IGNACIO CAMACHO-ABC
- De poco servirá que el separatismo haya perdido la mayoría si el PSC acaba asumiendo parte del programa soberanista
Una semana lleva el oficialismo proclamando la muerte del ‘procés’ a partir del hecho incontrovertible de la derrota electoral de las fuerzas independentistas. Derrota o muerte –el matiz es importante porque la primera se puede revertir y la segunda sería definitiva–, Sánchez se la atribuye a su política de amnistía, indultos y demás concesiones de impunidad a medida que han revocado la actuación legítima de la administración de justicia. Propaganda aparte, es evidente que la insurrección institucional no se puede (por ahora) repetir porque el separatismo en su conjunto ha perdido la mayoría, lo que objetivamente constituye una excelente noticia. Pero lo que está por ver es si la manera de enterrar el movimiento de secesión consiste en que un eventual Gobierno del PSC de Illa, que sólo puede formarse con la colaboración de Esquerra Republicana por activa o por pasiva, acabe por subrogarse el programa soberanista.

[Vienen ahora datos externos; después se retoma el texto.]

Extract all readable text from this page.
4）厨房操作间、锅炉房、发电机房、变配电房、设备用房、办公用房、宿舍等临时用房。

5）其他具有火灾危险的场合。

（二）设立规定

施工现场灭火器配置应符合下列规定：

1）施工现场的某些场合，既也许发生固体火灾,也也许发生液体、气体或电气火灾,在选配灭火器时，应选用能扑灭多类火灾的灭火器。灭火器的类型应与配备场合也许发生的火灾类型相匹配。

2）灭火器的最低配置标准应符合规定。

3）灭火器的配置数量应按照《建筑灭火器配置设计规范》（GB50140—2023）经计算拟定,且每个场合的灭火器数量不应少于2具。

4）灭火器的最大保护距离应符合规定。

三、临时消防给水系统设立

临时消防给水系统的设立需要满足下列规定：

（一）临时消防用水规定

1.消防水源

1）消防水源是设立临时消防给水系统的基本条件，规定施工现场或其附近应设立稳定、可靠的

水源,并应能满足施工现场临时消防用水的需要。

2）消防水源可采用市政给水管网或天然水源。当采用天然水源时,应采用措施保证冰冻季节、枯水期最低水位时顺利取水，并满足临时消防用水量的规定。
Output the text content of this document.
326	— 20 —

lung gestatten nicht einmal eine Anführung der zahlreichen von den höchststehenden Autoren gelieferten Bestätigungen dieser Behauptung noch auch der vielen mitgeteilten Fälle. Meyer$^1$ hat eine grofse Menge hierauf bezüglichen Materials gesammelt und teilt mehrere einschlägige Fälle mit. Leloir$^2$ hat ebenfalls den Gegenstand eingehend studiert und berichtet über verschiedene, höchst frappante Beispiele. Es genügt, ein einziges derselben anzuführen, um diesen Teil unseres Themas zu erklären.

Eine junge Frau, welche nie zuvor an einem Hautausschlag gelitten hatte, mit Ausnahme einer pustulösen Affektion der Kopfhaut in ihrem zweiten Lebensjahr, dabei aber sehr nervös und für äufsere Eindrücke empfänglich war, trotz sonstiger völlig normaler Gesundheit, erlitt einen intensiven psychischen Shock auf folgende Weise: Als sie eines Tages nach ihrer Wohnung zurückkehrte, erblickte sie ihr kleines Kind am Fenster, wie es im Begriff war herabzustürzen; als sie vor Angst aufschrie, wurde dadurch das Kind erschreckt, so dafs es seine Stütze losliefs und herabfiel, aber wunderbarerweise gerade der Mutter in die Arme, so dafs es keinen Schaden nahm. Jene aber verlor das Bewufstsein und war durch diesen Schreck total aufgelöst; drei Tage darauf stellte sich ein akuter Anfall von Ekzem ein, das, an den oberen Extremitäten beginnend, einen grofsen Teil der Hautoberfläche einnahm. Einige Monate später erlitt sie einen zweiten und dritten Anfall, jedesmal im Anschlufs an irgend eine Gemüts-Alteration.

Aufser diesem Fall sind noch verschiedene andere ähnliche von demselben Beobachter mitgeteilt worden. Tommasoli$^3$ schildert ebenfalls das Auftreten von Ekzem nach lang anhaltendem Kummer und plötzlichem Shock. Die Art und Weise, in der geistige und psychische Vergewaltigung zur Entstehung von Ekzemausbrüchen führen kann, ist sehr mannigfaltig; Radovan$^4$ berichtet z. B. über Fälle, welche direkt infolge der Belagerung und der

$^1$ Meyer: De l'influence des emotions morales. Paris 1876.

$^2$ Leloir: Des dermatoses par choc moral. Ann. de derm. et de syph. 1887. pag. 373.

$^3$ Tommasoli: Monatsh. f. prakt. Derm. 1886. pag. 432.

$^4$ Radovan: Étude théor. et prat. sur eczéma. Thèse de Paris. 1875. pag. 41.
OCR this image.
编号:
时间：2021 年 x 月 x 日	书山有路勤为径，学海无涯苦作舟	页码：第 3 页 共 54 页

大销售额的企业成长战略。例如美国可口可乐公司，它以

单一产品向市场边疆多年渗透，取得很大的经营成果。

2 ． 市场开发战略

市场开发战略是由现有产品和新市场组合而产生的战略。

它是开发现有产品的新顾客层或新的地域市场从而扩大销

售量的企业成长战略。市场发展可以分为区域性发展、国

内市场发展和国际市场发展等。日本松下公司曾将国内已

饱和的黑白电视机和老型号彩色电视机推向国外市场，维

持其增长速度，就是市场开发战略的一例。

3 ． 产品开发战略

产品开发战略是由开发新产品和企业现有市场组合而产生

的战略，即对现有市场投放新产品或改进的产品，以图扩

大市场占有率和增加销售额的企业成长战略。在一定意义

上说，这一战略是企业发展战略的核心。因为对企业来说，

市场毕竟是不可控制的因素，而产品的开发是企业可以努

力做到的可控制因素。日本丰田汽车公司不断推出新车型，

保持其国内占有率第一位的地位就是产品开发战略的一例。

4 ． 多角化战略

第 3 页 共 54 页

Esa fórmula, la única viable en el orden práctico, conduce a un horizonte confederalizante basado en ir retirando del territorio catalán las ya residuales estructuras del Estado. Es decir, en la construcción paulatina o progresiva de una nación de facto según el manual pujolista que la revuelta dejó arrinconado en su fallida tentativa de forzar la independencia por el camino más rápido. Nada nuevo porque Junqueras ya había aceptado, en el acuerdo de bilateralidad que permitió a Sánchez su primer mandato, esa reprogramación de una especie de ‘procés’ a plazos. El problema de los republicanos es que el batacazo del domingo ha desplazado el liderazgo de su espacio hacia un Puigdemont al que la debilidad sanchista ha rescatado del desahucio. Les toca elegir aliado y tanto si se echan al monte con el prófugo como si pactan con los socialistas, la iniciativa ya no está en sus manos. Sólo la posibilidad de arrancar al Gobierno un compromiso de referéndum, por vago que sea, puede librarlos de quedar como ‘botiflers’ ante sus partidarios.
Ocurra lo que ocurra, incluso unos eventuales comicios repetidos, el nacionalismo ya no va a renunciar a la autodeterminación como eje esencial de su proyecto. Podrá acaso conformarse con aplazar la reivindicación durante un cierto tiempo a cambio de avanzar en la obtención de privilegios hasta encontrarse en condiciones de activarla de nuevo, porque no tiene ni quiere tener modelo de repuesto. Con otro presidente en España cabría esperar que aprovechase el éxito para asentar la hegemonía del constitucionalismo pero los planes del actual van en otra dirección, la de aquella plurinacionalidad que quiso implantar Zapatero con el resultado conocido. El reflujo secesionista no significa la extinción del mito, y desde luego no lo va a sepultar un gobernante que ha retirado el delito de sedición del ordenamiento jurídico. Le tocará a su sucesor comprobar si el presunto muerto sigue vivo.